The election has ended and the sun has set. Today, the sun once again rose as it will continue to do under an Obama Presidency. Today, as the smoke clears and we contemplate why we lost and why they won, let’s not get drastic.

I’ve already heard conservatives say that they want to move out of the country or that they want to leave the Republican Party. Please reconsider. If a marriage is broken, we don’t just leave it, we try to fix it. The same should be true of our country. If we don’t like the way things are going, we work to fix it; we don’t abandon it. America has been good to us and we owe it to her to stick this out and preserve her.

On the notion of leaving the Republican Party, some may think this sounds strange coming from me. After all, I’ve been one who refused to join Republican clubs, or affiliate myself with the party because so many politicians have ruined it. But I’ve awakened to a concept that I didn’t get for a while. It’s not those of us who belong to the party that have brought it down. It’s the politicians that the voters have just rejected that have put this black mark on a once great political party. But it is us who will bring this party from the ashes and make it great again. This is our time to start over.

This is our time to rebuild the Republican Party with the values and policies that WE believe in. This is our time to rise up leaders within this party like Bobby Jindal, Sarah Palin, and Eric Cantor among others, who espouse conservative values. They are the future of this party’s leadership. We are the future of this party’s base.

Instead of lying down and accepting defeat, we must use this opportunity to start over. We can use the fact that America rejected the same-old, same-old politicians of this party to our advantage. We can use this as our mandate to rebuild a party that will be grounded in true conservative values and actions.

Do not take this as defeat. Take this as redirection. Right-face and march on.

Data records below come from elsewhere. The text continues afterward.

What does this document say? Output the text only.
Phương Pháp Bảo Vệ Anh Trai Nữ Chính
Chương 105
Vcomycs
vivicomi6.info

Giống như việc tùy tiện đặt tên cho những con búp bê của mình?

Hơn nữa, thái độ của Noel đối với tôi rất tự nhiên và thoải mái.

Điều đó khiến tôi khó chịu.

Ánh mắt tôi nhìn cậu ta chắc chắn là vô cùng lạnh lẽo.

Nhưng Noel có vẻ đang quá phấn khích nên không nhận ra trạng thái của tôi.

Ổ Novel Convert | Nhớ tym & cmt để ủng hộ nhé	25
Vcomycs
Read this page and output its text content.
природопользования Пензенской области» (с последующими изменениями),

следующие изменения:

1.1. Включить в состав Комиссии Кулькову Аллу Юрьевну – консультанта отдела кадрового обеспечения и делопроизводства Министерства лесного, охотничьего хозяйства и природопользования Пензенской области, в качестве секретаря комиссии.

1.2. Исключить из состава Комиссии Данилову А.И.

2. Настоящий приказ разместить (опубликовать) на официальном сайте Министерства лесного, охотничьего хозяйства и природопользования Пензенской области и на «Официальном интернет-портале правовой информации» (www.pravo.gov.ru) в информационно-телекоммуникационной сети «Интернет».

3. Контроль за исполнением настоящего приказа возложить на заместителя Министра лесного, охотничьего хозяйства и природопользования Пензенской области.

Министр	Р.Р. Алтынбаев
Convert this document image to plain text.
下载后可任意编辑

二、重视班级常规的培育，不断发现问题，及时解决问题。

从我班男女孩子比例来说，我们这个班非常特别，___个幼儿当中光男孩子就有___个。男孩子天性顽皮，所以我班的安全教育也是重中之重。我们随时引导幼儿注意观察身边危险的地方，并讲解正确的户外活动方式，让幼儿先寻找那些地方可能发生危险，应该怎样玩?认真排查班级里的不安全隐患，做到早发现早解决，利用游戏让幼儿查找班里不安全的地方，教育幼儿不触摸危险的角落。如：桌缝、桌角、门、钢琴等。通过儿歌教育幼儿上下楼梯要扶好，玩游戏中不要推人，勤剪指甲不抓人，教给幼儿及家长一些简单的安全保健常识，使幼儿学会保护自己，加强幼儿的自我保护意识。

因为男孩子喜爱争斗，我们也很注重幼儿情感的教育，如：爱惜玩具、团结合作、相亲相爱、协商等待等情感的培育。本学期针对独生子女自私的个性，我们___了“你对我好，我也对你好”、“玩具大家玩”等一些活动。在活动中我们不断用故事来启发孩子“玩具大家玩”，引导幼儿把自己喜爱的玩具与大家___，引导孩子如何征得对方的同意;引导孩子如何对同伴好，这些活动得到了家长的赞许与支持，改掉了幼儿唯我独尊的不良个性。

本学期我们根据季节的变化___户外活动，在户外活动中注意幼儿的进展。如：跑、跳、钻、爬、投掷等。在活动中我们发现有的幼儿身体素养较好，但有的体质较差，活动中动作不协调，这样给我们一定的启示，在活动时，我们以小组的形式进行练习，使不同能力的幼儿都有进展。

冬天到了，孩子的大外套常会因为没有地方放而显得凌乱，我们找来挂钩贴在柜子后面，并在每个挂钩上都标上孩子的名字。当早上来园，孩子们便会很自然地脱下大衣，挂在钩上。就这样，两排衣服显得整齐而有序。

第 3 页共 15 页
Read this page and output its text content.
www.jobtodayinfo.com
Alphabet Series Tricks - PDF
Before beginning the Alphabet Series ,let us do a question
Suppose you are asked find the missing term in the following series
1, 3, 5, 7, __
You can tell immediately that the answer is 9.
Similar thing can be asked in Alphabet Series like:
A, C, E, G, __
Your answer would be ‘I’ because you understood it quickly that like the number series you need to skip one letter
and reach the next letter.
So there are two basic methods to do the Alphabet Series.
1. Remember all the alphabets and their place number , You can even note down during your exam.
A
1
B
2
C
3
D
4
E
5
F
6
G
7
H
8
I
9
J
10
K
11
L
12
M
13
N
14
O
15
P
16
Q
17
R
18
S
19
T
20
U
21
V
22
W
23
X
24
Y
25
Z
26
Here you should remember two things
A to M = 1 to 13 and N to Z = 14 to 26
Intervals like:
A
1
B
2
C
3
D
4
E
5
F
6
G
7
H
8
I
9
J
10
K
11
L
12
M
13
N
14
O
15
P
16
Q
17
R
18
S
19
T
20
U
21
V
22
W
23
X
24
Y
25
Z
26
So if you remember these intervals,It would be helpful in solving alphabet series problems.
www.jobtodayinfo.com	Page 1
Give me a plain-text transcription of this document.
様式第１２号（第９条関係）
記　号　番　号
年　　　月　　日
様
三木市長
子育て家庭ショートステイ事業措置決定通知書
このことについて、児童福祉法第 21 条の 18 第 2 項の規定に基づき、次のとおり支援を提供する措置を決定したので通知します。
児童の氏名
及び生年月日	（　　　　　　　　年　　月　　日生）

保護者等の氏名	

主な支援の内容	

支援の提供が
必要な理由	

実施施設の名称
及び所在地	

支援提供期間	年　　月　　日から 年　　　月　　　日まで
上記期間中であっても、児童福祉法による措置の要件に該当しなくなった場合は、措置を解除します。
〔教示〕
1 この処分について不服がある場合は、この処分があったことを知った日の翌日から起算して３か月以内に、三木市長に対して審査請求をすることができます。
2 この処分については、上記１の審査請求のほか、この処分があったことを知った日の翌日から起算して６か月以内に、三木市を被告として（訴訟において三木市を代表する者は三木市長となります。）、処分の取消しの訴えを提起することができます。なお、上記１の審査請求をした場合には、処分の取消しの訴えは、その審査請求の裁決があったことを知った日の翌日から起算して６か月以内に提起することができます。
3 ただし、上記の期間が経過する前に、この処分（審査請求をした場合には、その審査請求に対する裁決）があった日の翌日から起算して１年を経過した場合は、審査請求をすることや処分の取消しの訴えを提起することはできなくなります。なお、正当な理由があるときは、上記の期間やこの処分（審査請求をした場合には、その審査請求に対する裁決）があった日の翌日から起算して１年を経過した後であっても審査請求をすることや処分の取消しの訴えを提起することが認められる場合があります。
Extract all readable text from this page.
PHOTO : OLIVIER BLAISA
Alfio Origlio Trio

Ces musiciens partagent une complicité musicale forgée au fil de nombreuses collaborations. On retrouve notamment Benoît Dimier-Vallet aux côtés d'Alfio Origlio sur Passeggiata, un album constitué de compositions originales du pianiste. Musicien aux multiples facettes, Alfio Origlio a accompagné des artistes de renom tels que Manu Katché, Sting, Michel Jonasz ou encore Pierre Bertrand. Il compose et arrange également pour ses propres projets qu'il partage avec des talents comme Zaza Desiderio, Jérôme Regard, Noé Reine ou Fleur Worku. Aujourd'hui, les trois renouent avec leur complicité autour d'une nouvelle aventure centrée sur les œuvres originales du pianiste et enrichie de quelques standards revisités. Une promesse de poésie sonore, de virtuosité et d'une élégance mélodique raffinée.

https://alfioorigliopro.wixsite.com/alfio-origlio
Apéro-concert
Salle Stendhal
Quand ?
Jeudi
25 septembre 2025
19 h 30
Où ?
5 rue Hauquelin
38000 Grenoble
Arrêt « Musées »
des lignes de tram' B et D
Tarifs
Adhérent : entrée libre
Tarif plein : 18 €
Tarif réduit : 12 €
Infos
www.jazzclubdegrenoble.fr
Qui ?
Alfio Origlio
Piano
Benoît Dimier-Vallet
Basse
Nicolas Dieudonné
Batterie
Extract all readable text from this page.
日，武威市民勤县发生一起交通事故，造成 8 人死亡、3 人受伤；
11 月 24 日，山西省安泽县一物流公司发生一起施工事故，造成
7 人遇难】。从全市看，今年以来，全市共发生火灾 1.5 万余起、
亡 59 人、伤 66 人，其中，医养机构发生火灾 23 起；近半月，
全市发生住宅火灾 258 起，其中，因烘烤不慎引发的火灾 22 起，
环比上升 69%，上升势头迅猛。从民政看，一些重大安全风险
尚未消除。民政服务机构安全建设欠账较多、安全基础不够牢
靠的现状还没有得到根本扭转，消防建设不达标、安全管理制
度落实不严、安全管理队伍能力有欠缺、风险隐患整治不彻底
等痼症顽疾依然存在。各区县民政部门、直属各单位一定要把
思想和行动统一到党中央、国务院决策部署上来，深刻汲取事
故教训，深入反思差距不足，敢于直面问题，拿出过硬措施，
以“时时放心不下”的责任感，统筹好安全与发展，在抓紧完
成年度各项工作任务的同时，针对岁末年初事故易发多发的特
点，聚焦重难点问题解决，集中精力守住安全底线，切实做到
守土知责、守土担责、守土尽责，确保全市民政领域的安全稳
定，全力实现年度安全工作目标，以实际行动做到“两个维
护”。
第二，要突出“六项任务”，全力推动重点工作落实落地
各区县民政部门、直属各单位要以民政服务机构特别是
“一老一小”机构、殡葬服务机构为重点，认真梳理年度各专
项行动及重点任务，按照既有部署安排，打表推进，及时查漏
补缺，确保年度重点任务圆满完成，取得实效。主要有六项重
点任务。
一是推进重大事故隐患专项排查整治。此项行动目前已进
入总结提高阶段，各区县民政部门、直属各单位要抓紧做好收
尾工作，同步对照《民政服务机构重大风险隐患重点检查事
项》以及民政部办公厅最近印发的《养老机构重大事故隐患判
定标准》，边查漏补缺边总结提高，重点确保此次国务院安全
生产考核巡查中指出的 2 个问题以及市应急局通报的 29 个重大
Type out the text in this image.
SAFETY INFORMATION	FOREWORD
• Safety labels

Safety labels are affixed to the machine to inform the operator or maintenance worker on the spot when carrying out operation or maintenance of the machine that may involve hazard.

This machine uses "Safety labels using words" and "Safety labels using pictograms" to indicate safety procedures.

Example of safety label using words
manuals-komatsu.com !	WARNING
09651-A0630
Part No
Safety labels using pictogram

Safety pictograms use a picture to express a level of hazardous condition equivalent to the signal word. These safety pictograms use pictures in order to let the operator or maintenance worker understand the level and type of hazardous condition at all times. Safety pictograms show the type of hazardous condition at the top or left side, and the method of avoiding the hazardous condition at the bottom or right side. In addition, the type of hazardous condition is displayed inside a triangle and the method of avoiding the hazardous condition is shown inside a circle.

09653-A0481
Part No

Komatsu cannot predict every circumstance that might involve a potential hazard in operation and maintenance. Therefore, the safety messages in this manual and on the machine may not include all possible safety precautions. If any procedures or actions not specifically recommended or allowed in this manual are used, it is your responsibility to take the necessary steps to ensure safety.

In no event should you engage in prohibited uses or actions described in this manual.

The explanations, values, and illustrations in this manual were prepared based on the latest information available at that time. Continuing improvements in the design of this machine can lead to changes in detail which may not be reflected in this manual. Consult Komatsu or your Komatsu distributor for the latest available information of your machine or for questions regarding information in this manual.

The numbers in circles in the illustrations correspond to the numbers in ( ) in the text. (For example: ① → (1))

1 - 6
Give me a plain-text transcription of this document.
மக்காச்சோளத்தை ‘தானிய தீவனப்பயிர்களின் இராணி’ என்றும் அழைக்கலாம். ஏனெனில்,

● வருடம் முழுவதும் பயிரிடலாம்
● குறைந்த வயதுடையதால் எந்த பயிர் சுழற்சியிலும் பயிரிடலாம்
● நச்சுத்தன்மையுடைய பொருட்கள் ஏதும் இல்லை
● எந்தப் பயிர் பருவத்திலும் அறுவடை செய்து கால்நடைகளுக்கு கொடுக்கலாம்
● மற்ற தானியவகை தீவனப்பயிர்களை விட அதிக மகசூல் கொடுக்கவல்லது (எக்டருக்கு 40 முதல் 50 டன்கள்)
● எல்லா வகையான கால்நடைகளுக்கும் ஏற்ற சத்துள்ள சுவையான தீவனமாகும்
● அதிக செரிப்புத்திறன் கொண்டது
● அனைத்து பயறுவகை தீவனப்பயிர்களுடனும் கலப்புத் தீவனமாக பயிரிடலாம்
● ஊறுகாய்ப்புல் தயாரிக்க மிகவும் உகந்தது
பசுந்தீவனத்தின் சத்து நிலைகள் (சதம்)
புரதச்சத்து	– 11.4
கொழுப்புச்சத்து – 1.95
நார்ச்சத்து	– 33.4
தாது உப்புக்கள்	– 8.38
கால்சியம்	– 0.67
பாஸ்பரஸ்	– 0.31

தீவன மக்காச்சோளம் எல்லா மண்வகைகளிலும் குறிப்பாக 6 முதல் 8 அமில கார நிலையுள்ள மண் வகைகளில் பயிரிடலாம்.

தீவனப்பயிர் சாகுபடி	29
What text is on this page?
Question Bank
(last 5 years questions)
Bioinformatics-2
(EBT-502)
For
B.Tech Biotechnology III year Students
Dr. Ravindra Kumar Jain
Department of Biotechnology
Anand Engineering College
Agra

-Matthew J. Cochran writing

McCain Veepstakes

Pawlenty is a no-go.  Jindal, no-go.  A lot of other names, like Portman or especially Romney, are driven by staff and consultants - not by Senator McCain. Lest we forget: it’s his opinion that matters.

Mitt Romney’s qualifications place him in the hopper for Treasury Secretary, far more so than as potential Veep.  Does anyone honestly believe that John McCain is going to willingly anoint Mitt Romney as his successor? As his potential #2? As leader of the GOP?  As the party’s presumptive nominee in 2012 or 2016?  Team Romney is persistent, if nothing else.

Sure, McCain may pick Romney - but that would be seen as a panic-driven, pandering choice to the donor class and staffers looking to pull $10,000 a month.  If you think that sounds crazy, look at the Romney expenditure reports.

McCain’s ‘maverick’ streak may lead him to pull in someone scandal-free but with access to their own national network to augment his own.  The elephant missing in the GOP primary was George Allen, who famously macaca-d himself out of re-election & a presidential bid.  However, dark horse Virginian Eric Cantor could easily tap into the network Allen was building from 1993-2006.  Allen had strong ties into Orange County, CA money that fell to Romney by default.  Not just conservative cash - but Bush Pioneers that have yet to pony up. Think “movement” + Pioneers + New Majority + Lincoln Club.

In previous cycles, the GOP nominee raised one in four dollars in California.  McCain has Schwarzenegger and his fundraising machine, but in a donor state like CA - there is more than one set of Top Tier folks in the ‘underwriter’ class.  By underwriter, I mean Billionaires that routinely Co-Chair inaugural committees and Host Committees.  These are folks who don’t talk to staff, because they don’t have to.  Billionaires do not need the permission of even the most ‘Senior Adviser’ to chat with a potential president.  And the Senator may not report back every detail to staff.  Having watched some of those folks in action, my own instinct tells me that until Senator McCain makes it official -nothing can be counted on.

If McCain chooses someone like Cantor - it please multiple classes of politicos.  Top flight donors, potential Cabinet members, and national-grade consultants who have earned their way to the top as presidential campaign advisers. Cantor has a stable of folks around him, both current and former consultants he remains close to, that could make a McCain-Cantor ticket very formidable.

And that’s just the metrics.  Cantor is in his 40s, attractive, great wife, wonderful kids.  He’s a prolific fundraiser for his colleagues in the House.  He has earned his spot on the national stage - and the chances of being Speaker aren’t so hot right now.

It would be a bold move - and McCain needs to make one.  McCain-Cantor, gosh - it even sounds good.